(Primer acto)
No, a entierros yo no voy.
No me mire así. Puede ser la persona que yo más haya querido en la vida, pero desde hace algún tiempo tengo absolutamente claro que solo pienso asistir a un funeral, ...al mío.
Pues claro que hay una razón. Mire, le voy a contar y después usted yo creo que me va a entender. El último o, para ser preciso y exacto, el penúltimo velorio que contó con mi presencia fue el 12 de julio de 2003.
Era como mi noveno entierro, uno no lleva esas cuentas, pero también era mi primer carro. Y eso uno sí lo tiene completamente claro. Un modelo de esos con poco tamaño por fuera pero mucho espacio interior, como dicen los publicistas. Me lo habían entregado una semana antes y, por supuesto, era mi máximo orgullo.
Por esa época yo le estaba caminando a Angie, una secretaria de la oficina de arquitectos que quedaba al lado de nuestra empresa. Teníamos la representación en Colombia de unos plaguicidas alemanes. Y ahora que tenía carro ya había concertado tremenda cita con la chica.
Todo parecía perfecto. Pero no. Justo el día en el que íbamos a salir, o para ser precisos y exactos, un día antes, se murió don Pérez. El viejo era algo así como el cuñado de un medio hermano de una prima de la mamá de Angie, pero en cierto momento de la vida las dos familias habían sido muy cercanas. Y cuando ella me dijo que aplazáramos el encuentro porque tenía que ir primero al velorio y luego al entierro a mí se me ocurrió la idea genial. “Tranquila, yo te llevo”.
Y ahí llegamos. Yo creo que usted la conoce. Es una capilla no muy grande, pero bonita y bien decorada. Queda en el barrio de las funerarias y precisamente por su ubicación se ha especializado en honras fúnebres.
Como es la única iglesia de los alrededores a veces se presenta un fenómeno bien curioso, y es que a los muertos les toca hacer fila... Llegan varios velorios más o menos al tiempo y mientras le dan la bendición a uno de los fallecidos los demás esperan afuera. Ese día había cinco entierros, contando el de Don Pérez.
Me enteré de un par de datos de la vida del viejo. Tenía como 100 años, una viuda más o menos de su edad y un reguero gigantesco de hijos, nietos, bisnietos y hasta uno que otro tataranieto. Eso era un gentío enorme al que seguían llegando y llegando personas, incluso en la iglesia. Nosotros éramos la tercera ceremonia y a la primera le ocurrió algo inusual. El motor de la carroza fúnebre se fundió.
A ellos, al igual que a nosotros, los atendía la Funeraria Rendón, que no son ningunos novatos en el negocio. Así que mientras seguían las ceremonias dentro de la iglesia inmediatamente despacharon otra carroza debidamente organizada. ¿Qué por qué le cuento esto? Ya verá.

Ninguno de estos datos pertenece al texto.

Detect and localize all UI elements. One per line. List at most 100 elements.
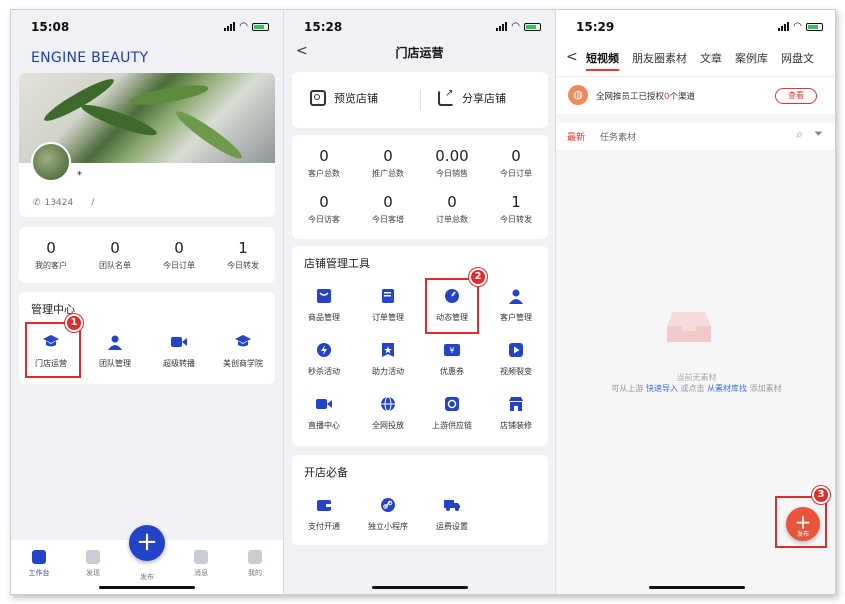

Todo confluye hacia la siguiente situación. Cuando terminó nuestro rito y arrancamos para el cementerio, en ese mismo momento concluyó el cambio de carroza y el otro entierro también se movió.
Pero déjeme comentarle lo que pasó antes. Resulta que la viuda de Don Pérez, como ya le dije, era una señora como de 100 años y obviamente tiene muchos problemas para movilizarse. Y ni modo de subirla a un bus. La habían acomodado en otro carro pero con todas las dificultades del mundo para subirla y bajarla. Y ahí fue cuando vieron mi nuevecito. Mucho espacio interior, poca distancia entre la carrocería y el suelo, cuatro puertas.
Uno de los hijos (o un nieto, o un bisnieto, de verdad en esto no puedo ser preciso y exacto) habló con Angie, quien no dudo en decir que sí, que ni más faltaba, que por supuesto. Entonces me acomodaron en la parte de atrás a la viejita y a la solterona de la familia, quien ejercía como escolta personal de Doña Pérez.
Ese fue el momento cuando todos los motores se encendieron al tiempo y comenzó la procesión tras la carroza. Yo no sé bien qué pasó, pero el asunto es que Angie terminó subiéndose a otro vehículo, y a mi lado resultó un tipo gordo que yo nunca había visto y... arrancamos.